Duzentos e cinquenta policiais de nove batalhões da Polícia Militar do Paraná fizeram, na madrugada de ontem, a desocupação da Fazenda Marília, em Colorado (85 quilômetros ao norte de Maringá). A propriedade estava ocupada desde dezembro de 1998 por 55 famílias, a maioria de origem de São Miguel do Iguaçu. A desocupação foi pacífica, mas a polícia prendeu quatro trabalhadores considerados líderes do acampamento. Entre os presos está o vereador de Sarandi (7 quilômetros de Maringá) João Alberto Cardoso (PSB).

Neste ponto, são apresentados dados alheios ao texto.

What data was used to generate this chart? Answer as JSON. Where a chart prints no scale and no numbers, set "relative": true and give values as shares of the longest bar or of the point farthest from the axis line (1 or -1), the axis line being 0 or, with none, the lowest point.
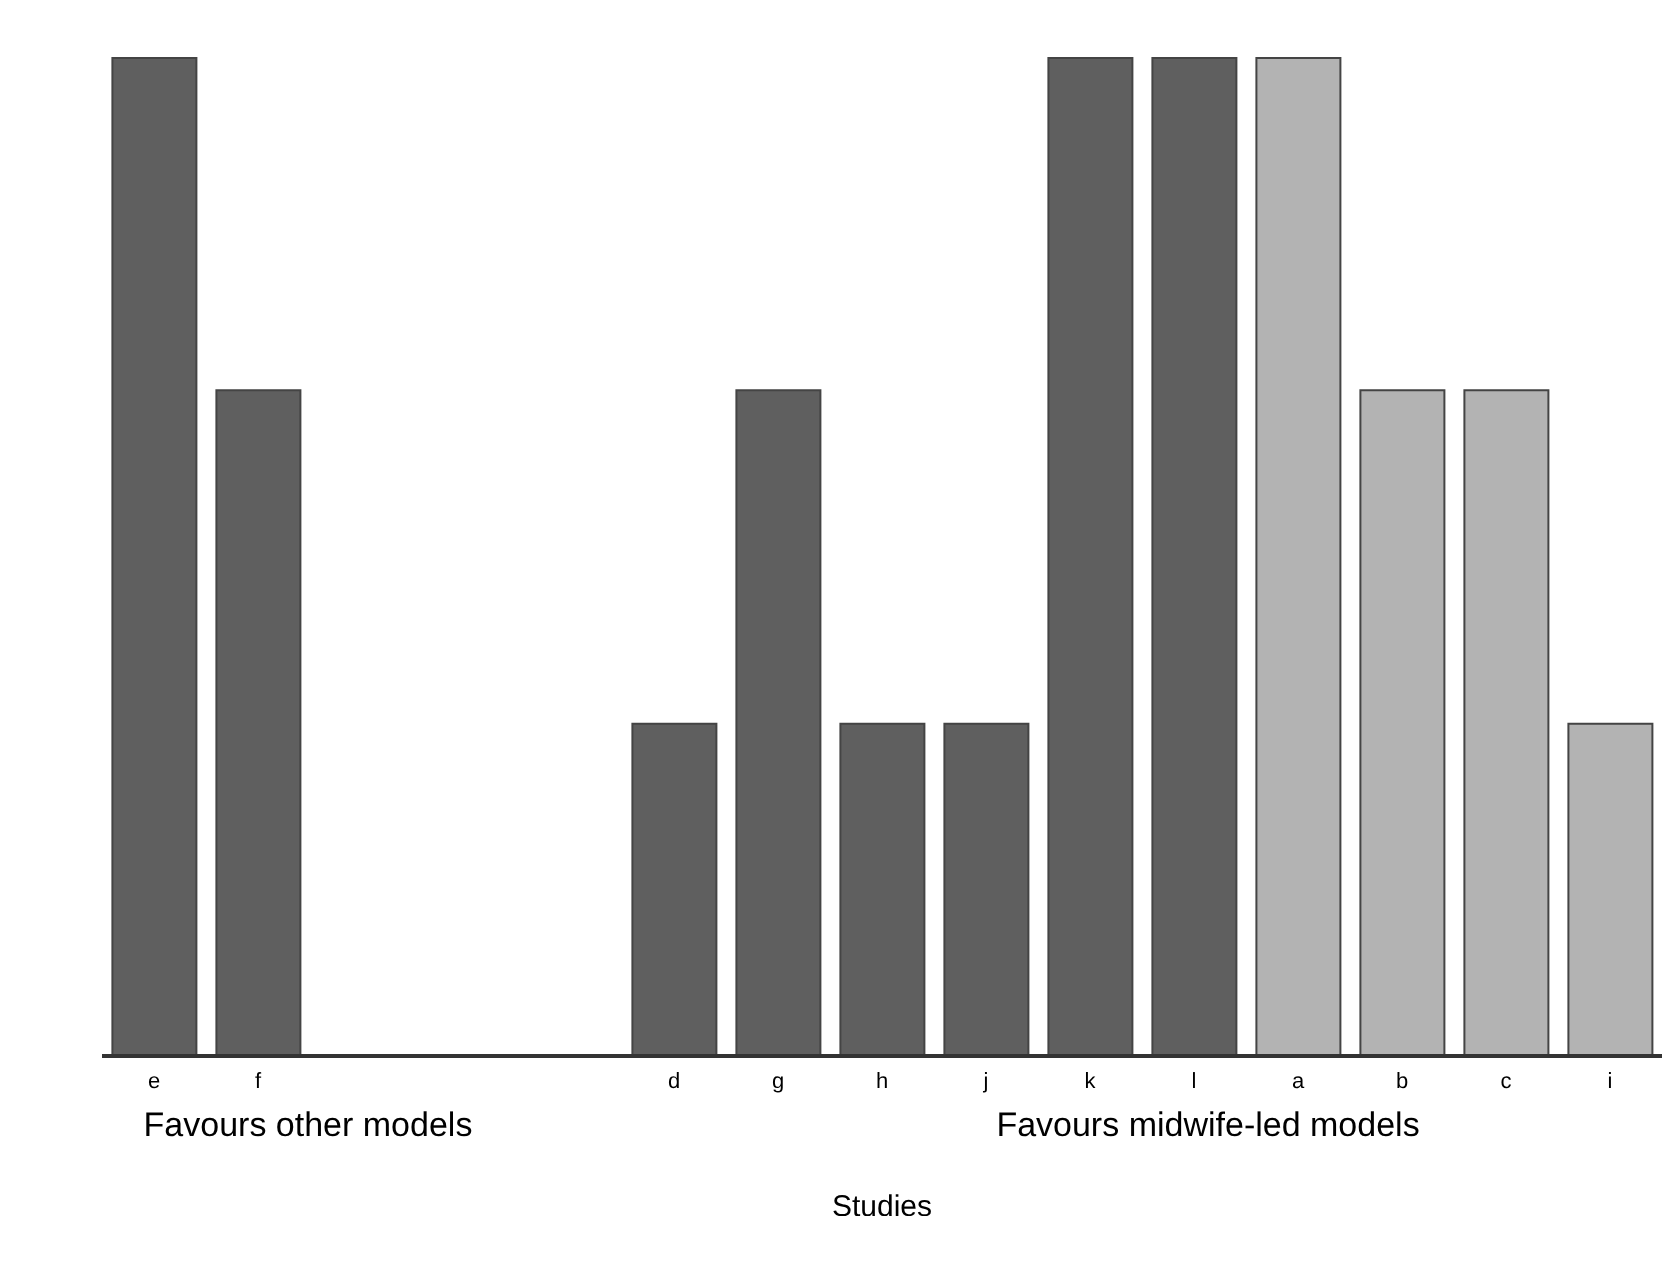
{
  "chart_data": {
    "type": "bar",
    "relative": true,
    "xlabel": "Studies",
    "categories": [
      "e",
      "f",
      null,
      null,
      null,
      "d",
      "g",
      "h",
      "j",
      "k",
      "l",
      "a",
      "b",
      "c",
      "i"
    ],
    "values": [
      1,
      0.667,
      null,
      null,
      null,
      0.333,
      0.667,
      0.333,
      0.333,
      1,
      1,
      1,
      0.667,
      0.667,
      0.333
    ],
    "colors": [
      "#5f5f5f",
      "#5f5f5f",
      "#5f5f5f",
      "#5f5f5f",
      "#5f5f5f",
      "#5f5f5f",
      "#5f5f5f",
      "#5f5f5f",
      "#5f5f5f",
      "#5f5f5f",
      "#5f5f5f",
      "#b3b3b3",
      "#b3b3b3",
      "#b3b3b3",
      "#b3b3b3"
    ],
    "annotations": [
      "Favours other models",
      "Favours midwife-led models"
    ],
    "grid": false,
    "legend": false
  }
}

De acordo com o primeiro tenente do 4º Batalhão da Polícia Militar de Maringá, Carlos Henrique Cardozo, as famílias seriam levadas para os municípios de origem. Cinco caminhões foram fretados para fazer a mudança dos trabalhadores. A maior parte dos policiais que participaram da desocupação são do Batalhão de Maringá e de Curitiba. ‘‘Cumprimos uma ordem judicial de reintegração de posse’’, justificou Cardozo.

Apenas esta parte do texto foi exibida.